How Emotions Lead to Drug Addiction

Emotions lead to substance use. You may struggle with depression, anxiety or another mental health concern. You may face dramatic life changes or serious physical health issues. You may simply not know how to deal with everyday feelings. This is okay. You don’t have to know how to manage your mental health issue. You don’t have to know how to cope with the challenges that arise in any and every life. You just have to know that drug use isn’t the right answer. You have to reach out so you can learn. As Scientific American[1] explains,

“Recovery programs teach these fundamental principles of emotional regulation because addicts do not know them intuitively.”

If you struggle with addiction, you most likely struggle with managing emotions. This is normal. Treatment teaches emotional regulation skills for just this reason. You can learn how to healthily process thoughts and feelings.

How to Manage Emotions in Recovery

Managing emotions begins with learning how to do so. As mentioned above, treatment exists for just this reason. Therapists help you recognize unhealthy responses to feelings or situations. They help you develop positive processing and coping methods. This doesn’t mean you get to avoid emotions in recovery. You’ve tried doing that already with drugs or alcohol, and it doesn’t work. Managing emotions means learning how to experience them, accept them, move forward, and feel better.

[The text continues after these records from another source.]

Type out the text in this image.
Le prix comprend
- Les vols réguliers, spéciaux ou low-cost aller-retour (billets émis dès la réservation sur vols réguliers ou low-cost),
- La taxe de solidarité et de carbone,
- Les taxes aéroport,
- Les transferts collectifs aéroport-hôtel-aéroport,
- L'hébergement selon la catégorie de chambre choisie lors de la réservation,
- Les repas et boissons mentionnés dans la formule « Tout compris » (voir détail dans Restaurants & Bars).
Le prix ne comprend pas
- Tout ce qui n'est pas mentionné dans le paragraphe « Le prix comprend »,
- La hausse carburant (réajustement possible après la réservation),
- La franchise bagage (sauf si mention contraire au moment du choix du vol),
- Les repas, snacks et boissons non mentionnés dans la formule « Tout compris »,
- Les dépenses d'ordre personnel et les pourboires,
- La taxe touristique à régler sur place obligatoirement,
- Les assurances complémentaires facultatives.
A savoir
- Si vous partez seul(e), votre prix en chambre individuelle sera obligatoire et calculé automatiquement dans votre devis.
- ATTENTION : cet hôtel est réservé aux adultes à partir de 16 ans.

Treatment typically first teaches you distraction techniques. Distraction is not a permanent solution for emotions, but it helps you pause before having to process them. This puts time and space between you and potentially triggering thoughts or situations.

The Association for Psychological Science[2] shares, “Disengagement at an early stage can successfully modulate low- and high-intensity emotional information before it gathers force.”

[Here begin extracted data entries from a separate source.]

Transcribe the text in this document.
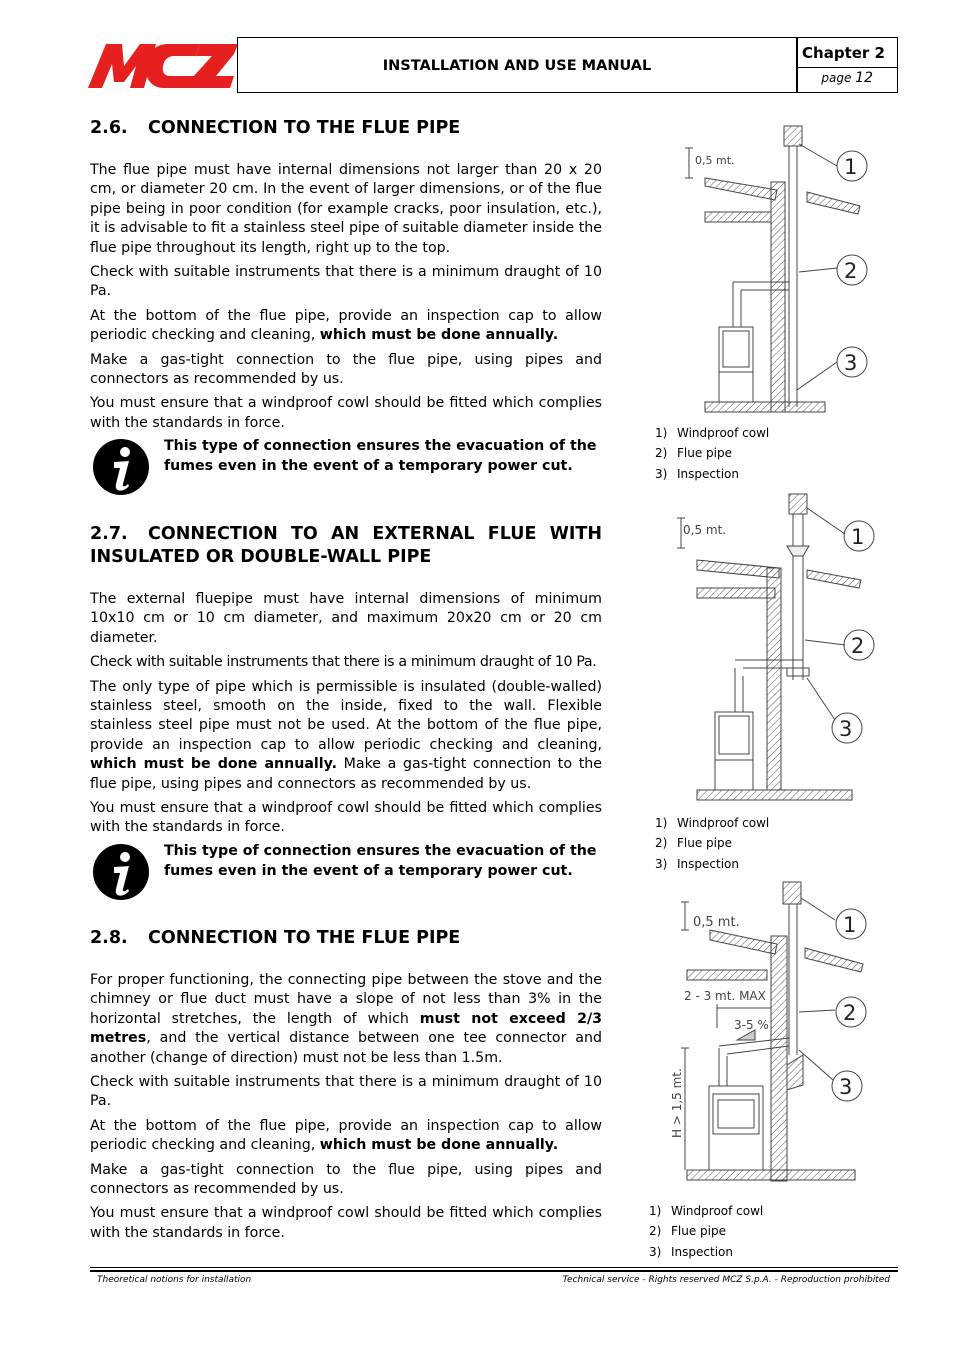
INSTALLATION AND USE MANUAL
Chapter 2
page 12
2.6. CONNECTION TO THE FLUE PIPE

The flue pipe must have internal dimensions not larger than 20 x 20 cm, or diameter 20 cm. In the event of larger dimensions, or of the flue pipe being in poor condition (for example cracks, poor insulation, etc.), it is advisable to fit a stainless steel pipe of suitable diameter inside the flue pipe throughout its length, right up to the top.

Check with suitable instruments that there is a minimum draught of 10 Pa.

At the bottom of the flue pipe, provide an inspection cap to allow periodic checking and cleaning, which must be done annually.

Make a gas-tight connection to the flue pipe, using pipes and connectors as recommended by us.

You must ensure that a windproof cowl should be fitted which complies with the standards in force.

This type of connection ensures the evacuation of the fumes even in the event of a temporary power cut.
2.7. CONNECTION TO AN EXTERNAL FLUE WITH INSULATED OR DOUBLE-WALL PIPE

The external fluepipe must have internal dimensions of minimum 10x10 cm or 10 cm diameter, and maximum 20x20 cm or 20 cm diameter.

Check with suitable instruments that there is a minimum draught of 10 Pa.

The only type of pipe which is permissible is insulated (double-walled) stainless steel, smooth on the inside, fixed to the wall. Flexible stainless steel pipe must not be used. At the bottom of the flue pipe, provide an inspection cap to allow periodic checking and cleaning, which must be done annually. Make a gas-tight connection to the flue pipe, using pipes and connectors as recommended by us.

You must ensure that a windproof cowl should be fitted which complies with the standards in force.

This type of connection ensures the evacuation of the fumes even in the event of a temporary power cut.
2.8. CONNECTION TO THE FLUE PIPE

For proper functioning, the connecting pipe between the stove and the chimney or flue duct must have a slope of not less than 3% in the horizontal stretches, the length of which must not exceed 2/3 metres, and the vertical distance between one tee connector and another (change of direction) must not be less than 1.5m.

Check with suitable instruments that there is a minimum draught of 10 Pa.

At the bottom of the flue pipe, provide an inspection cap to allow periodic checking and cleaning, which must be done annually.

Make a gas-tight connection to the flue pipe, using pipes and connectors as recommended by us.

You must ensure that a windproof cowl should be fitted which complies with the standards in force.

0,5 mt.	1
2
3
1) Windproof cowl
2) Flue pipe
3) Inspection
0,5 mt.	1
2
3
1) Windproof cowl
2) Flue pipe
3) Inspection
0,5 mt.
2 - 3 mt. MAX
3-5 %
H > 1,5 mt.
1
2
3
1) Windproof cowl
2) Flue pipe
3) Inspection
Theoretical notions for installation	Technical service - Rights reserved MCZ S.p.A. - Reproduction prohibited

Delaying–not avoiding–emotions helps you take the power out of them. It helps you keep emotions at a manageable level and to avoid impulsive reactions such as reaching for a former drug of choice. Treatment helps you develop an array of distraction techniques that will work for you. This gives you time and space to avoid relapse and manage your emotions rather than react to them.

Man listening to headphonesSome techniques for immediately managing emotions include physical activity or listening to music or watching a show. You can call up a friend or therapist and talk about how you feel or instead talk about anything but that. Consider doing the opposite of what you feel: forgiving someone if you are angry, telling a joke if you feel sad. Distraction and delaying are good ways to manage emotions and maintain sobriety. Avoidance is not. Distraction works so that you can reexamine emotions when they are less powerful, when you are more in control of your thoughts and behaviors.

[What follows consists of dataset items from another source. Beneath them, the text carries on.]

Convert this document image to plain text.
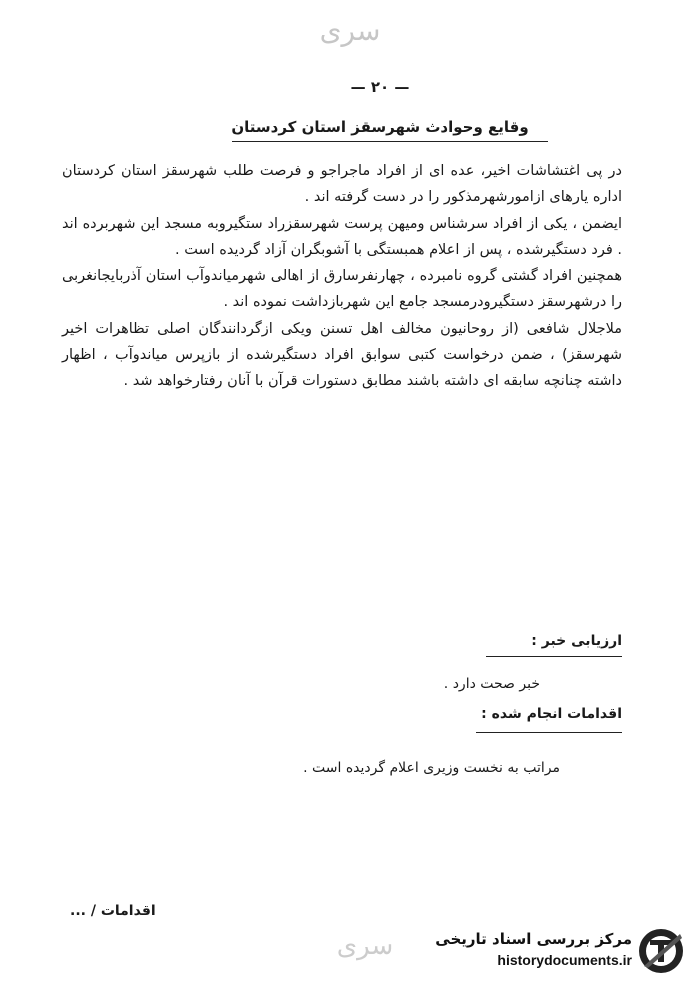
سری
— ۲۰ —
وقایع وحوادث شهرسقز استان کردستان

در پی اغتشاشات اخیر، عده ای از افراد ماجراجو و فرصت طلب شهرسقز استان کردستان اداره یارهای ازامورشهرمذکور را در دست گرفته اند .

ایضمن ، یکی از افراد سرشناس ومیهن پرست شهرسقزراد ستگیروبه مسجد این شهربرده اند . فرد دستگیرشده ، پس از اعلام همبستگی با آشوبگران آزاد گردیده است .

همچنین افراد گشتی گروه نامبرده ، چهارنفرسارق از اهالی شهرمیاندوآب استان آذربایجانغربی را درشهرسقز دستگیرودرمسجد جامع این شهربازداشت نموده اند .

ملاجلال شافعی (از روحانیون مخالف اهل تسنن ویکی ازگردانندگان اصلی تظاهرات اخیر شهرسقز) ، ضمن درخواست کتبی سوابق افراد دستگیرشده از بازپرس میاندوآب ، اظهار داشته چنانچه سابقه ای داشته باشند مطابق دستورات قرآن با آنان رفتارخواهد شد .

ارزیابی خبر :
خبر صحت دارد .
اقدامات انجام شده :
مراتب به نخست وزیری اعلام گردیده است .
اقدامات / ...
سری	مرکز بررسی اسناد تاریخی
historydocuments.ir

At this later time, you can acknowledge how you feel or felt. You can feel embarrassed, cheated, lonely or even happy.  Once you acknowledge your emotions, you can do many things to keep them from taking over your life. Notice the thoughts that go along with these emotions. If they are negative, challenge them with something more positive. Tell yourself that your feelings will come and go and that feelings are a normal part of life. The more aware you are of your emotions, the better you can experience them, let them go, and move forward. You can remove their influence and keep your sobriety.


[1] https://www.scientificamerican.com/article/the-nuts-and-bolts-of-emotional-sobriety/. “The Nuts and Bolts of Emotional Sobriety.” Scientific American. 1 Mar 2012. Web. 21 Mar 2017.

[2] http://people.socsci.tau.ac.il/mu/galsheppes/files/2016/10/Sheppes-G.-Scheibe-S.-Suri-G.-Gross-J.J.-2011.-Emotion-Regulation-Choice.pdf. “Emotion-Regulation Choice.” Association for Psychological Science. 29 Sep 2011. Web. 21 Mar 2017.